Purple makes you drunk.  Chicha morada is a purple corn whiskey made in Peru, an ancient Inca recipe.  Purple maize was invented by the Incas, you know.  Chicha morada is also a refreshing non-alcoholic brew, too, made with cloves and other spices, slowly cooked.  Apple and pineapple chunks float to the top.  Served room temperature, but sometimes, if you’re lucky, served cold.  There were few refrigerators in Peru, and even fewer houses with electricity.  Peru is also dressed in all purple during October, mes morado.  Purple processions follow a “Lord of the Miracles” image, a painting from deep in the purple heart of Angolan slaves who were brought to Peru after the conquistadors ransacked the country.   Chicha morada, the alcoholic kind, flows freely before and after the processionals.  Purple ends the month, too, with Day of the Dead.

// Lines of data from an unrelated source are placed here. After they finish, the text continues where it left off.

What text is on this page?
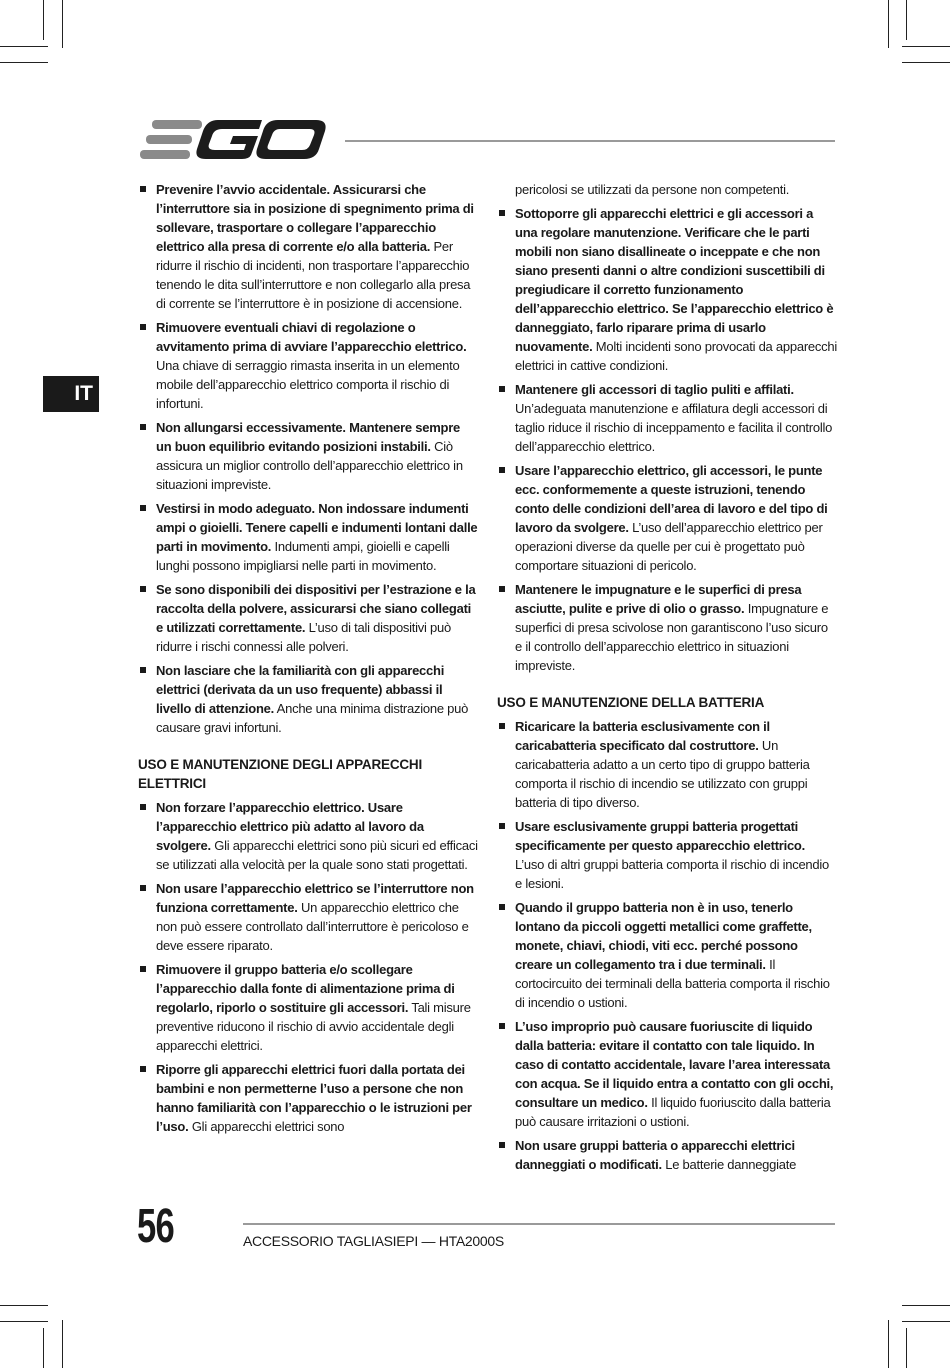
IT

Prevenire l’avvio accidentale. Assicurarsi che l’interruttore sia in posizione di spegnimento prima di sollevare, trasportare o collegare l’apparecchio elettrico alla presa di corrente e/o alla batteria. Per ridurre il rischio di incidenti, non trasportare l’apparecchio tenendo le dita sull’interruttore e non collegarlo alla presa di corrente se l’interruttore è in posizione di accensione.

Rimuovere eventuali chiavi di regolazione o avvitamento prima di avviare l’apparecchio elettrico. Una chiave di serraggio rimasta inserita in un elemento mobile dell’apparecchio elettrico comporta il rischio di infortuni.

Non allungarsi eccessivamente. Mantenere sempre un buon equilibrio evitando posizioni instabili. Ciò assicura un miglior controllo dell’apparecchio elettrico in situazioni impreviste.

Vestirsi in modo adeguato. Non indossare indumenti ampi o gioielli. Tenere capelli e indumenti lontani dalle parti in movimento. Indumenti ampi, gioielli e capelli lunghi possono impigliarsi nelle parti in movimento.

Se sono disponibili dei dispositivi per l’estrazione e la raccolta della polvere, assicurarsi che siano collegati e utilizzati correttamente. L’uso di tali dispositivi può ridurre i rischi connessi alle polveri.

Non lasciare che la familiarità con gli apparecchi elettrici (derivata da un uso frequente) abbassi il livello di attenzione. Anche una minima distrazione può causare gravi infortuni.

USO E MANUTENZIONE DEGLI APPARECCHI ELETTRICI

Non forzare l’apparecchio elettrico. Usare l’apparecchio elettrico più adatto al lavoro da svolgere. Gli apparecchi elettrici sono più sicuri ed efficaci se utilizzati alla velocità per la quale sono stati progettati.

Non usare l’apparecchio elettrico se l’interruttore non funziona correttamente. Un apparecchio elettrico che non può essere controllato dall’interruttore è pericoloso e deve essere riparato.

Rimuovere il gruppo batteria e/o scollegare l’apparecchio dalla fonte di alimentazione prima di regolarlo, riporlo o sostituire gli accessori. Tali misure preventive riducono il rischio di avvio accidentale degli apparecchi elettrici.

Riporre gli apparecchi elettrici fuori dalla portata dei bambini e non permetterne l’uso a persone che non hanno familiarità con l’apparecchio o le istruzioni per l’uso. Gli apparecchi elettrici sono

pericolosi se utilizzati da persone non competenti.

Sottoporre gli apparecchi elettrici e gli accessori a una regolare manutenzione. Verificare che le parti mobili non siano disallineate o inceppate e che non siano presenti danni o altre condizioni suscettibili di pregiudicare il corretto funzionamento dell’apparecchio elettrico. Se l’apparecchio elettrico è danneggiato, farlo riparare prima di usarlo nuovamente. Molti incidenti sono provocati da apparecchi elettrici in cattive condizioni.

Mantenere gli accessori di taglio puliti e affilati. Un’adeguata manutenzione e affilatura degli accessori di taglio riduce il rischio di inceppamento e facilita il controllo dell’apparecchio elettrico.

Usare l’apparecchio elettrico, gli accessori, le punte ecc. conformemente a queste istruzioni, tenendo conto delle condizioni dell’area di lavoro e del tipo di lavoro da svolgere. L’uso dell’apparecchio elettrico per operazioni diverse da quelle per cui è progettato può comportare situazioni di pericolo.

Mantenere le impugnature e le superfici di presa asciutte, pulite e prive di olio o grasso. Impugnature e superfici di presa scivolose non garantiscono l’uso sicuro e il controllo dell’apparecchio elettrico in situazioni impreviste.

USO E MANUTENZIONE DELLA BATTERIA

Ricaricare la batteria esclusivamente con il caricabatteria specificato dal costruttore. Un caricabatteria adatto a un certo tipo di gruppo batteria comporta il rischio di incendio se utilizzato con gruppi batteria di tipo diverso.

Usare esclusivamente gruppi batteria progettati specificamente per questo apparecchio elettrico. L’uso di altri gruppi batteria comporta il rischio di incendio e lesioni.

Quando il gruppo batteria non è in uso, tenerlo lontano da piccoli oggetti metallici come graffette, monete, chiavi, chiodi, viti ecc. perché possono creare un collegamento tra i due terminali. Il cortocircuito dei terminali della batteria comporta il rischio di incendio o ustioni.

L’uso improprio può causare fuoriuscite di liquido dalla batteria: evitare il contatto con tale liquido. In caso di contatto accidentale, lavare l’area interessata con acqua. Se il liquido entra a contatto con gli occhi, consultare un medico. Il liquido fuoriuscito dalla batteria può causare irritazioni o ustioni.

Non usare gruppi batteria o apparecchi elettrici danneggiati o modificati. Le batterie danneggiate

56	ACCESSORIO TAGLIASIEPI — HTA2000S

Purple corn.  My grandma Knighton grew purple corn, too, but only for decorating, not for eating and definitely not for drinking; we ate only white-supremacist corn, Puritan yellow.  Grandma Knighton’s purple corn was bred with white and yellow corn, a mestizo, misceginated corn.  It made an intriguing impressionist or pointillist painting, specks of purple, maroon, white, yellow, and even some burnt orange.  Grandma’s Indian Corn decorations were hung by its whithered and paper-crackling dry shucks on the stone walls in the patio.  Grandma had great respect for Native Americans, who we referred to as Indians back then.  Silly Columbus, in his purple Spanish robes, calling them Indians.


Grandpa Knighton split the creek stones to build the patio where the purple Indian corn hangs.  Some of the stones bled when they were split open.  One or two of them bleed purple, perhaps just in the light of the Black and White TV where Perry Mason re-runs play, as we grandkids sneak to turn on the old TV.  The adults have closed the patio door and we are supposed to be going to sleep.  Because I am too young to follow the storyline of Perry Mason, my mind wanders to the bleeding, split stones.  I focus on the purple one, a lavender shade of purple, like a soft pastel but a color that you have to blend a tiny bit of pink, speckles of white, and some iron-ore red and some granite blue, igneous formation to come out in this tint of purple.  The purple bleeding rock tumbled down from the purple mountain’s majesty, the Rocky Mountains, the Wasatch range, and kept tumbling until it was washed round in shape by the creek where Grandpa gathered the stones for his masonry project.  Mom said he learned the stone masonry trade by training himself, starting at the back of the little wood-framed house, splitting the stones one by one and fitting them together with cement mortar, and slowly working his way around to the front of the house where everyone would see the stonework.  By the time he built the sunken patio, years after finishing the stone veneer, he was very skilled.  And there and then, many years later, the bleeding purple stone had dried and the patio was a room.


Fast forward, I am grown, and the patio room was tinted with purple again when I took my fiancée to meet Grandma Knighton.  A purple quilt was on stretched on the racks, the quilting racks.  That’s where we had always slept as kids, beneath a quilt stretched on the racks.  I loved purple, and my fiancée loved anything brassy and sassy, and the purple quilt was all that and more.  Grandma Knighton had chosen several dainty, traditional type quilts for a wedding gift, but my fiancée would have none of those.  She demanded the purple one.  And I didn’t mind, so I persuaded grandma to give us the one she was working on, stretched on the racks.  Grandma relented and brought it to the wedding reception several weeks later.  Purple and blue and some prints, too.  What a quilt it was!


Purple is red and blue mixed, a mestizo, and purple miracles are needed in the United States, I see.  Trump doesn’t realize that “Make America Great Again” really includes all of North and South America; we’re all “Americans”, from Alaska and Canada all the way down to Punta Arenas, Chile.  I learned this in Peru, when I saw “America” bus lines, and realized Peruvians were Americans, too.  Trump may not know about Amerigo Vespucci, since Trump didn’t enjoy school as much as I did; instead he still talks of and praises Columbus.  We USA-Americans will be bleeding red and blue on election day, November, 2018, and all that blood will be forming purple processions to and from the voting booth this November.  We may end up drunk with purple, hopefully happy drunks, not the Kavanaugh/Judge kind.  Happy Purple Month, y’all.